The pandemic has been one long, perilous roller coaster ride for Hawaii’s tourism industry. So hoteliers in the Aloha State are hopeful that Gov. David Ige’s decision to reopen the state to visitors this month will smooth things out.

Even with international travel virtually at nil, Hawaii’s tourism industry was enjoying a solid pandemic comeback by midyear. July hotel occupancy was at 82%, just three percentage points shy of the July 2019 figure. RevPAR outpaced the July 2019 numbers by 17%, and average daily rate was $303, a 21% jump, according to data from STR.

But by the end of that month, the delta variant had arrived in the Islands, and a statement by the governor in late August discouraging nonessential travel quickly deflated Hawaii’s bounce. In September, the most recent data available, occupancy had cratered back down to 55%, and RevPAR dropped to $168.

Sean Dee, chief commercial officer at the Outrigger Hospitality Group, said the cancellation rate tripled at the company’s Hawaii properties and remained at that rate for six straight weeks following Ige’s announcement.

“From late August to early October, our business was wiped out,” Dee said. 

Kekoa McClellan, Hawaii spokesman for the American Hotel and Lodging Association, said the organization wholeheartedly supported the governor’s recommendation against travel during the surge, but nonetheless, the state’s hotels were hit hard. 

Ige’s decision to reopen to nonessential travel will help, but McClellan said visitation is likely to remain depressed through the end of the year. 

“It is exciting that we can welcome and support safe tourism in the Islands ahead of the holiday rush,” McClellan said. “But we are still looking at a soft holiday season, and hotels are responding accordingly.

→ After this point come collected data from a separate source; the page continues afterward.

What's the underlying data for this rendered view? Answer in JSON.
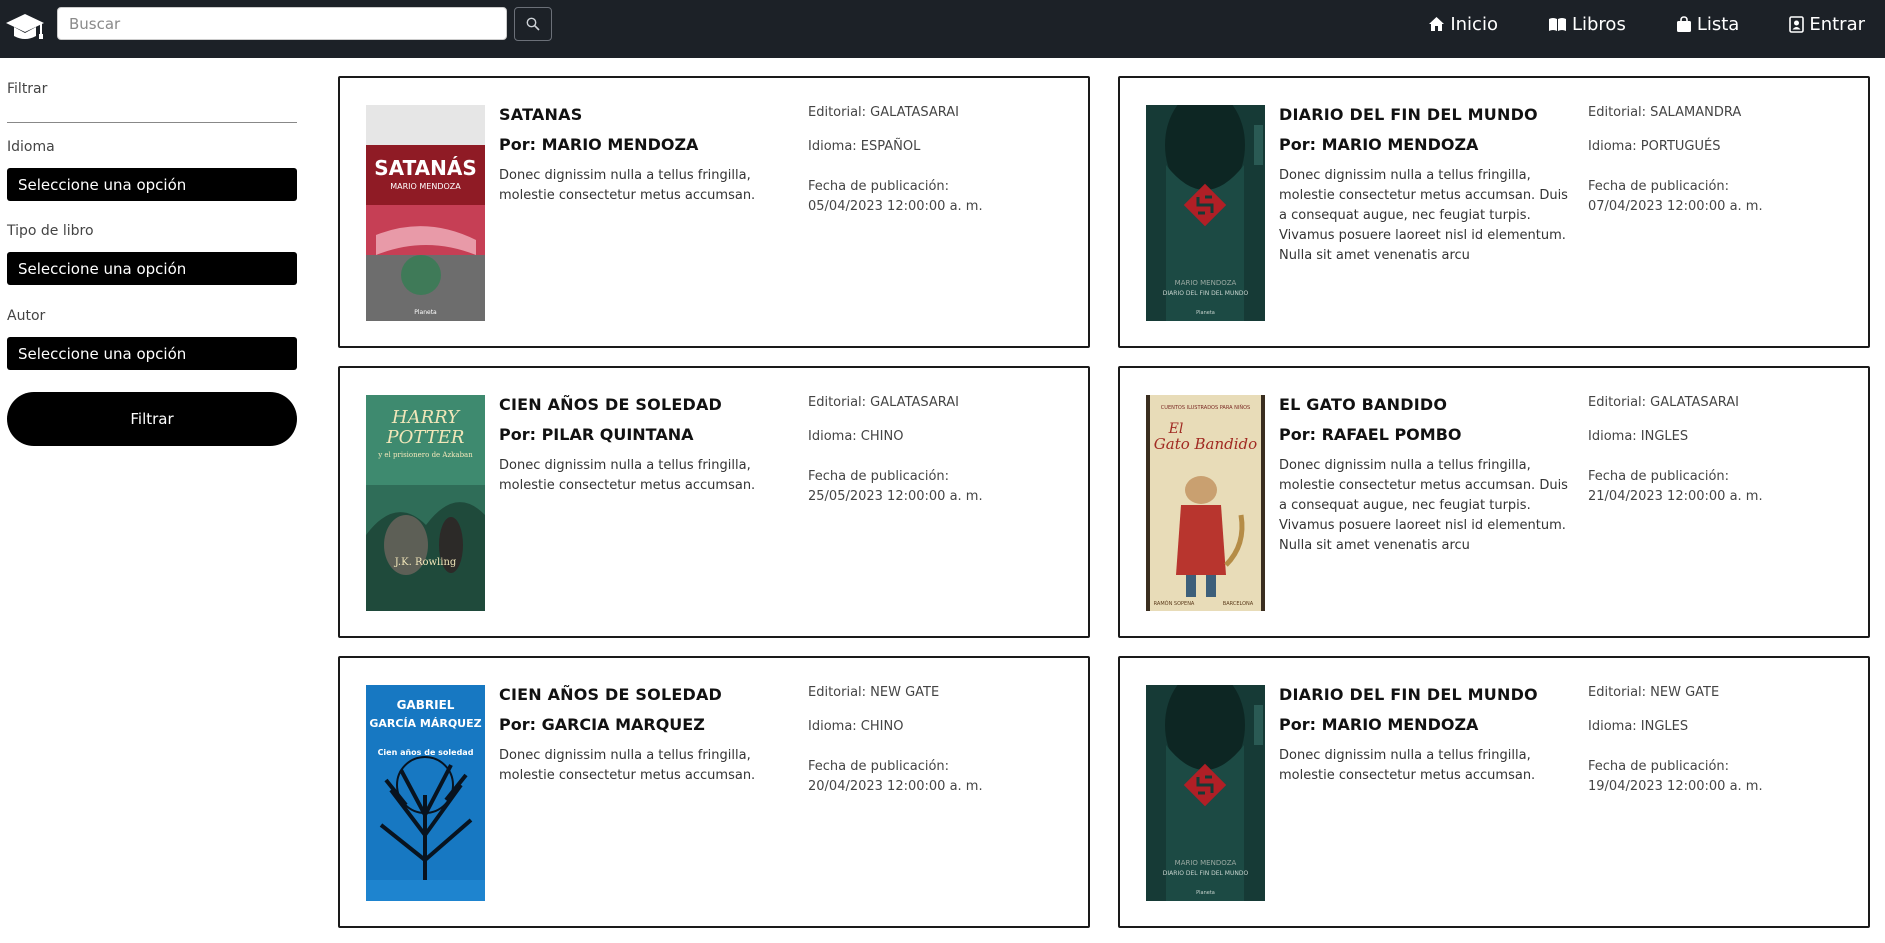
{
  "nav": {
    "search_placeholder": "Buscar",
    "links": [
      {
        "label": "Inicio",
        "icon": "home-icon"
      },
      {
        "label": "Libros",
        "icon": "book-icon"
      },
      {
        "label": "Lista",
        "icon": "shopping-bag-icon"
      },
      {
        "label": "Entrar",
        "icon": "user-badge-icon"
      }
    ]
  },
  "sidebar": {
    "title": "Filtrar",
    "fields": [
      {
        "label": "Idioma",
        "value": "Seleccione una opción"
      },
      {
        "label": "Tipo de libro",
        "value": "Seleccione una opción"
      },
      {
        "label": "Autor",
        "value": "Seleccione una opción"
      }
    ],
    "filter_button": "Filtrar"
  },
  "books": [
    {
      "title": "SATANAS",
      "author": "Por: MARIO MENDOZA",
      "description": "Donec dignissim nulla a tellus fringilla, molestie consectetur metus accumsan.",
      "editorial": "Editorial: GALATASARAI",
      "language": "Idioma: ESPAÑOL",
      "date_label": "Fecha de publicación:",
      "date": "05/04/2023 12:00:00 a. m.",
      "cover_text": [
        "SATANÁS",
        "MARIO MENDOZA",
        "Planeta"
      ]
    },
    {
      "title": "DIARIO DEL FIN DEL MUNDO",
      "author": "Por: MARIO MENDOZA",
      "description": "Donec dignissim nulla a tellus fringilla, molestie consectetur metus accumsan. Duis a consequat augue, nec feugiat turpis. Vivamus posuere laoreet nisl id elementum. Nulla sit amet venenatis arcu",
      "editorial": "Editorial: SALAMANDRA",
      "language": "Idioma: PORTUGUÉS",
      "date_label": "Fecha de publicación:",
      "date": "07/04/2023 12:00:00 a. m.",
      "cover_text": [
        "MARIO MENDOZA",
        "DIARIO DEL FIN DEL MUNDO",
        "Planeta"
      ]
    },
    {
      "title": "CIEN AÑOS DE SOLEDAD",
      "author": "Por: PILAR QUINTANA",
      "description": "Donec dignissim nulla a tellus fringilla, molestie consectetur metus accumsan.",
      "editorial": "Editorial: GALATASARAI",
      "language": "Idioma: CHINO",
      "date_label": "Fecha de publicación:",
      "date": "25/05/2023 12:00:00 a. m.",
      "cover_text": [
        "HARRY",
        "POTTER",
        "y el prisionero de Azkaban",
        "J.K. Rowling"
      ]
    },
    {
      "title": "EL GATO BANDIDO",
      "author": "Por: RAFAEL POMBO",
      "description": "Donec dignissim nulla a tellus fringilla, molestie consectetur metus accumsan. Duis a consequat augue, nec feugiat turpis. Vivamus posuere laoreet nisl id elementum. Nulla sit amet venenatis arcu",
      "editorial": "Editorial: GALATASARAI",
      "language": "Idioma: INGLES",
      "date_label": "Fecha de publicación:",
      "date": "21/04/2023 12:00:00 a. m.",
      "cover_text": [
        "CUENTOS ILUSTRADOS PARA NIÑOS",
        "El",
        "Gato Bandido",
        "RAMÓN SOPENA",
        "BARCELONA"
      ]
    },
    {
      "title": "CIEN AÑOS DE SOLEDAD",
      "author": "Por: GARCIA MARQUEZ",
      "description": "Donec dignissim nulla a tellus fringilla, molestie consectetur metus accumsan.",
      "editorial": "Editorial: NEW GATE",
      "language": "Idioma: CHINO",
      "date_label": "Fecha de publicación:",
      "date": "20/04/2023 12:00:00 a. m.",
      "cover_text": [
        "GABRIEL",
        "GARCÍA MÁRQUEZ",
        "Cien años de soledad"
      ]
    },
    {
      "title": "DIARIO DEL FIN DEL MUNDO",
      "author": "Por: MARIO MENDOZA",
      "description": "Donec dignissim nulla a tellus fringilla, molestie consectetur metus accumsan.",
      "editorial": "Editorial: NEW GATE",
      "language": "Idioma: INGLES",
      "date_label": "Fecha de publicación:",
      "date": "19/04/2023 12:00:00 a. m.",
      "cover_text": [
        "MARIO MENDOZA",
        "DIARIO DEL FIN DEL MUNDO",
        "Planeta"
      ]
    }
  ],
  "colors": {
    "navbar": "#1c2127",
    "select_bg": "#000000",
    "card_border": "#1a1a1a"
  }
}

There are some great deals to be had on the islands for the remainder of the year.”

  • Related: Hawaii tourism reset: Finding the happy medium

On the international-travel front, Dee said Outrigger expects a gradual buildup of foreign visitors, with a full recovery not coming until 2023. In Japan, Hawaii’s primary international market, residents are subject to a 10-day quarantine when returning from the U.S. 

Hawaii is also still waiting on the return of group and business travel, which, along with easing capacity restrictions at businesses, will be key to bringing back more hospitality workers. Group travel in Hawaii is 77% lower than in 2019, McClellan said, representing a $1.5 billion loss to the economy.

“The return of international travel and the loosening of restrictions on meetings and events are extremely positive steps,” McClellan said. “Even if a hotel can be at 100% occupancy, it may not be at full employment. So many people work in the food-and-beverage, banquet and event sides of the house; without events and those activities properties cannot return to full employment.”

Now, with daily Covid-19 case counts below 100 and more than 70% of the state population fully vaccinated, there is hope the starts and stops to the recovery are coming to an end. 

“I do believe we’re in the final push here, and I’m very optimistic about the festive season,” Dee said. “You never know what’s ahead, but I’m bullish on the near-term and the long-term.”